Saturday, December 11, 2004

EU Tax Directive - GrandFather Clause

Are you affected?

If you are an individual with a custody account in Switzerland and you are domiciled in an EU country (see table below) then you are most likely affected, since at least some of your investments will probably generate interest income (for further details on what is deemed interest income, refer to question 4). Please note that it is your country of domicile and not your nationality that is the determining factor.

If your account is in the name of a legal entity then you are not affected. If you are uncertain as to what constitutes a legal entity please contact your client advisor.

The current 25 EU countries

Austria, Belgium, Cyprus, Czech Republic, Denmark, Estonia, Finland, France, Germany, Greece, Hungary, Ireland, Italy, Latvia, Luxemburg, Malta, Poland, Portugal, Slovakia, Slovenia, Spain, Sweden, The Netherlands, United Kingdom

Which of your income is affected?

Only the interest income is affected, other forms of income such as dividend’s are not.

The country of issue and the currency of an instrument is irrelevant for the purposes of determining whether interest amounts are subject to retention.

The definition of interest income is relatively broad and covers just about everything connected to debt claims. This includes regular coupons payments on bonds, interest on fiduciary placements and money market investments, capitalized interest on zero and discount bonds as well as accrued interest received as part of the proceeds from a sale or redemption transaction. Interest income contained within investment funds is also covered if it is derived from affected debt claims.

Excluded, however, are the following:

· Interest income from ”grandfathered” bonds is excluded. Grandfathered bonds are defined as debt instruments issued before March 1, 2001 and which have had no increases since March 1, 2002 This clause runs out for most products as of the January 1, 2011.

· Distributions from investment funds which have less than 15% of the assets invested in nongrandfathered debt instruments.

· Accrued interest from sale and redemption of investment funds if they have less than 40% (25% from January 1, 2011) of the assets invested in non-grandfathered debt instruments.

· Income on assets held in insurance products.

· Retention will not be charged on interest from Swiss debtors i.e. interest subject to Swiss withholding tax.

What choices do you have?

Voluntary Disclosure
If you wish to opt for voluntary disclosure you must sign a document authorizing UBS to send information to the Swiss Federal Tax Authority, which in turn will forward the information to your country of residence.
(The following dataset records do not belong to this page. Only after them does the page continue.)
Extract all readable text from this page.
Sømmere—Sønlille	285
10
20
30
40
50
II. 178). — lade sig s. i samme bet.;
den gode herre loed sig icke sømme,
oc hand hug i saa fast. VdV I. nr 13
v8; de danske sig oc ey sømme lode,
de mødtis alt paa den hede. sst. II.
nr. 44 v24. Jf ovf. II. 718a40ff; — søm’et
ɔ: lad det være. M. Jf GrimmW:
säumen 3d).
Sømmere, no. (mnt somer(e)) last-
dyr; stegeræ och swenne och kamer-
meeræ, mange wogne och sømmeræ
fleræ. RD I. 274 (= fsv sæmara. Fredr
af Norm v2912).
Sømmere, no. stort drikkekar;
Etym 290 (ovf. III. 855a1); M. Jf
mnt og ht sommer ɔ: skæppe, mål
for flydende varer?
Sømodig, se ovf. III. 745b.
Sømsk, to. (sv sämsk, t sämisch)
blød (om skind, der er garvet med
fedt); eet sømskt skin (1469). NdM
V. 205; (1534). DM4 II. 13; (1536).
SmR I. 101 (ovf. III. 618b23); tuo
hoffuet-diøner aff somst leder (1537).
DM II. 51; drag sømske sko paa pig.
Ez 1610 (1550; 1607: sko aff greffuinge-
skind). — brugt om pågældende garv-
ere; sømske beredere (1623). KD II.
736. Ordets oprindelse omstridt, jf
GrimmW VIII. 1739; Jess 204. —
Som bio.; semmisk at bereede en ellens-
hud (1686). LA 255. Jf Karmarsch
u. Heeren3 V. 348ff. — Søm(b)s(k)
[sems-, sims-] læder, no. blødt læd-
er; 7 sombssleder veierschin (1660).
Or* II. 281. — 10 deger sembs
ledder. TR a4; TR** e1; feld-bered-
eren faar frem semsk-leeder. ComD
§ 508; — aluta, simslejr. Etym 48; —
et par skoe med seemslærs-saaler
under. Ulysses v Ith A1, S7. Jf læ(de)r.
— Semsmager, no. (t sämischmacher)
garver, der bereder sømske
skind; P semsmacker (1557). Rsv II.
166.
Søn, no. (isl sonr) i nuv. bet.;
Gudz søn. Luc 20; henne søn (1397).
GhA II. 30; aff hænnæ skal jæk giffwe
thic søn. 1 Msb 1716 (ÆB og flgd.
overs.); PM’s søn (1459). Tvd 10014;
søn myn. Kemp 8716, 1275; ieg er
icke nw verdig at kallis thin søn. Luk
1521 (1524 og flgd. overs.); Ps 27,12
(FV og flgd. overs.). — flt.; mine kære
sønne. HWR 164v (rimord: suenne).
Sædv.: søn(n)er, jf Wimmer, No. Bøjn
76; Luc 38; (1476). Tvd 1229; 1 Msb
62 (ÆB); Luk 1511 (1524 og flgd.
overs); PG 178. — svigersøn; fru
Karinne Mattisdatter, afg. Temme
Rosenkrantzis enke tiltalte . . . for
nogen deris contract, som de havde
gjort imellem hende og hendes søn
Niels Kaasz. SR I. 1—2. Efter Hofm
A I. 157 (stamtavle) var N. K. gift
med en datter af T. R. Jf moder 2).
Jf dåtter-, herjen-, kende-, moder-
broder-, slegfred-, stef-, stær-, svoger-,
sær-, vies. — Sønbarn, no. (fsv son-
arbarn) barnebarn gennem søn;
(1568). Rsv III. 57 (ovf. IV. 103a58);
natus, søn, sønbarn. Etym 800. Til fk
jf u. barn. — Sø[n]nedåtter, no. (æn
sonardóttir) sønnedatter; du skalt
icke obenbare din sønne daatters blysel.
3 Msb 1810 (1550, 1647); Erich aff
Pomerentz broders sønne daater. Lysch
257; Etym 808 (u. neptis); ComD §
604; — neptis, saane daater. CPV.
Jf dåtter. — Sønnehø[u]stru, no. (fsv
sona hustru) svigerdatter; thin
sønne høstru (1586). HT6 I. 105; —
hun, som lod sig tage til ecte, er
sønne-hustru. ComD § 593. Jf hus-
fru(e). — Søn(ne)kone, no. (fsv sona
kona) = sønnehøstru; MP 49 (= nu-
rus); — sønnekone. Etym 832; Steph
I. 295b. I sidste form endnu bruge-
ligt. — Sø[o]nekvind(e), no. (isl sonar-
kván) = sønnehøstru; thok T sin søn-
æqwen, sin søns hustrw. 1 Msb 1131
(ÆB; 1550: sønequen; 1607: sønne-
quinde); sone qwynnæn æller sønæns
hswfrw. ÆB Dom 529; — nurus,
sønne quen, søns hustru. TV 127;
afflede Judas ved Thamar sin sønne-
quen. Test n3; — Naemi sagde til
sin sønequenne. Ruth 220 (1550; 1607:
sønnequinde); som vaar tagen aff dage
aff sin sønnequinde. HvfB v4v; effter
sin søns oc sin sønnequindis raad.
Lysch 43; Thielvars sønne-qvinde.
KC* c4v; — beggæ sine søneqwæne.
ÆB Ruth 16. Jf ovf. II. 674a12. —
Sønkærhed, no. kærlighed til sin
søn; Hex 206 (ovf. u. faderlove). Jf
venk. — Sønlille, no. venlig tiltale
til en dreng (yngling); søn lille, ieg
The information sent to your country of domicile will include your name and address together with information regarding your relevant interest income.

Please contact your client advisor if you wish to choose voluntary disclosure.

Retention
If you do not wish to have voluntary disclosure you do not have to sign any documentation and the retention will automatically be applied to the relevant income. Assuming that the savings taxation comes into effect on July 1, 2005, the following retention rates will apply: 15% from July 1, 2005, 20% from July 1, 2008, 35% from July 1, 2011. No personal information whatsoever is disclosed in the case of retention.

When will the EU Savings Tax come into effect?

The EU originally planned to bring the savings taxation measures into effect as of January 1, 2005. However, in June 2004 ,the EU announced that this date would be postponed until July1, 2005.

The Bilateral II agreements between Switzerland and the EU, of which the EU savings taxation is a part, have been finalized. Most of the agreements could still be subject to a Swiss referendum. However, in the case of the savings taxation, there have been no indications that such a referendum would be called for. An implementation date of July 1, 2005 would therefore appear achievable in Switzerland.

It is our understanding that the new regime will be implemented at the same time in all 25 EU countries, in Switzerland, Andorra, Monaco, Liechtenstein and San Marino as well as in the relevant dependent and associated territories of the United Kingdom and the Netherlands.